Eisenbahnnetze bestanden auf den Salzfeldern von

Budai (布袋), wie auf der Seite von Su I-Jaw dargestellt, und

Cigu (七股), wie hier enthalten. In diesem Ort befindet sich auch das heutige Salzmuseum Taiwans, welches die Geschichte dieses Produktions- und Erwerbszweig zu bewahren versucht.

Seit den 1970er Jahren wurden aus wirtschaftlichen Überlegungen verstärkt Lastkraftwagenzum Salztransport eingesetzt. Ab 1969 begann der Import von Industriesalz nach Taiwan. Damit wurde der Niedergang der klassischen taiwanischen Salzproduktion eingeläutet. Trotz aller Rationalisierungsbemühungen war die heimische Salzproduktion vor allem wegen der Kostenstruktur und ungünstiger Wetterbedingungen nicht mehr wettbewerbsfähig.

Eingestellt wurde 2002 nach 338 Jahren Betrieb die mechanische Salzproduktion in Cigu (七股). Auch heute wird noch in Taiwan Salz hergestellt. Produktionsstätte ist insbesondere in der Fabrik von Taiyen oder Taiwan Salt (台鹽) in Tunghsiao (通霄), die mittels Elektrodialyse Salz gewinnt. Ansonsten wird das meiste in Taiwan benötigten Salz über den Hafen in Taichung aus Australien eingeführt.
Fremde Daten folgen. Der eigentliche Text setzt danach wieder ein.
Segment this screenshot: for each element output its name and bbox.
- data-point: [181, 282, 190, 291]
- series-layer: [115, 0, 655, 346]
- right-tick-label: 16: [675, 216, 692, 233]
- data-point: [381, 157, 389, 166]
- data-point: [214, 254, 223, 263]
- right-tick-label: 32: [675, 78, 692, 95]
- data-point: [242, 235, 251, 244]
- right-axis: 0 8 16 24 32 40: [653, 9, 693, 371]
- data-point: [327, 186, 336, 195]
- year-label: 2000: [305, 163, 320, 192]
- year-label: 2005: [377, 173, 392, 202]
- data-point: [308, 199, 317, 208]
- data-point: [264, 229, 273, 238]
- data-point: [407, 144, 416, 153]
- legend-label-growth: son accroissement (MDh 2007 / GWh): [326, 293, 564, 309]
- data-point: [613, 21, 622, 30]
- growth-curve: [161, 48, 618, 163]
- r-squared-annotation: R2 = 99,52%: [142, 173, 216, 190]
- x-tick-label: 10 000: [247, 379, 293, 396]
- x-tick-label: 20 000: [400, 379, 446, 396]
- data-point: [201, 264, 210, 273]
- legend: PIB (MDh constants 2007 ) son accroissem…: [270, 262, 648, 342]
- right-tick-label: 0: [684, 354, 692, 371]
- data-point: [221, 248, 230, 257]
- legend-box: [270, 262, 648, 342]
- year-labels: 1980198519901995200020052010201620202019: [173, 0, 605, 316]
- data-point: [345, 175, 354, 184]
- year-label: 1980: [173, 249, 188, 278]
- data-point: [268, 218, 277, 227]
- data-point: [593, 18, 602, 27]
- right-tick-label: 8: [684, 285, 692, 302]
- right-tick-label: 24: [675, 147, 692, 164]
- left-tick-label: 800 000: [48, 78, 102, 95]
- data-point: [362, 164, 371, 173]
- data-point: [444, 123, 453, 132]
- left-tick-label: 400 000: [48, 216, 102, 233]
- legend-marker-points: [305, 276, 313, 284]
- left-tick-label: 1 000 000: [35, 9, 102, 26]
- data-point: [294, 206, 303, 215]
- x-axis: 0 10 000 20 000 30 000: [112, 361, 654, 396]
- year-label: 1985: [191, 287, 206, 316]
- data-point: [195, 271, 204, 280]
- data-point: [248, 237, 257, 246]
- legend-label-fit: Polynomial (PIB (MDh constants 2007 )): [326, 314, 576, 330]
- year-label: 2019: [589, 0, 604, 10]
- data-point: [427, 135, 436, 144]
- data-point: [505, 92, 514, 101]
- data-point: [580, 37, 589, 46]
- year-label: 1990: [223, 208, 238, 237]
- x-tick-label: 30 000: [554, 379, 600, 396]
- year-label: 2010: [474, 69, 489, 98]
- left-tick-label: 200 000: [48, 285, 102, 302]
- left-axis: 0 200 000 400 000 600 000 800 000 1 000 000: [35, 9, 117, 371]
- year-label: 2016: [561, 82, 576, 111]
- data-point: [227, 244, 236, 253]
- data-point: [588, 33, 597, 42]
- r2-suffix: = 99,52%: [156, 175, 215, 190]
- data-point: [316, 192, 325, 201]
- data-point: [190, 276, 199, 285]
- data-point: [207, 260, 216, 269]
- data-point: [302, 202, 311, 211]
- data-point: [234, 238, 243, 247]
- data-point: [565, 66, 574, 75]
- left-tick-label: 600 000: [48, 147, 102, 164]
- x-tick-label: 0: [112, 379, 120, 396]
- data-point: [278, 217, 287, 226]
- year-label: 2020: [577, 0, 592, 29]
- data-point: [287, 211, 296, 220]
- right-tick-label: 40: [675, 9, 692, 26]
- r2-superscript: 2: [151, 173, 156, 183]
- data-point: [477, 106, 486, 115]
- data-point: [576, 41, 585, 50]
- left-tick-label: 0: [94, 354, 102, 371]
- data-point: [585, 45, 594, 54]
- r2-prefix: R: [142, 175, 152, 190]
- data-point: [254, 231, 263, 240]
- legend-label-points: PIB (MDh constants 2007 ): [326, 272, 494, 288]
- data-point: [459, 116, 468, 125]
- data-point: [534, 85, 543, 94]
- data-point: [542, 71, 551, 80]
So sind von den Salzeisenbahnen nur korrodierte Relikte und Denkmäler, Dokumente und Museumsstücke in einer fremdartigen vom Menschen geformten Landschaft übrig geblieben, die Wandel und Vergänglichkeit repräsentieren, aber trotzdem die Freude an einer spaßigen Gegenwart und Neugier auf kommende Skurilitäten in der Zukunft erlauben.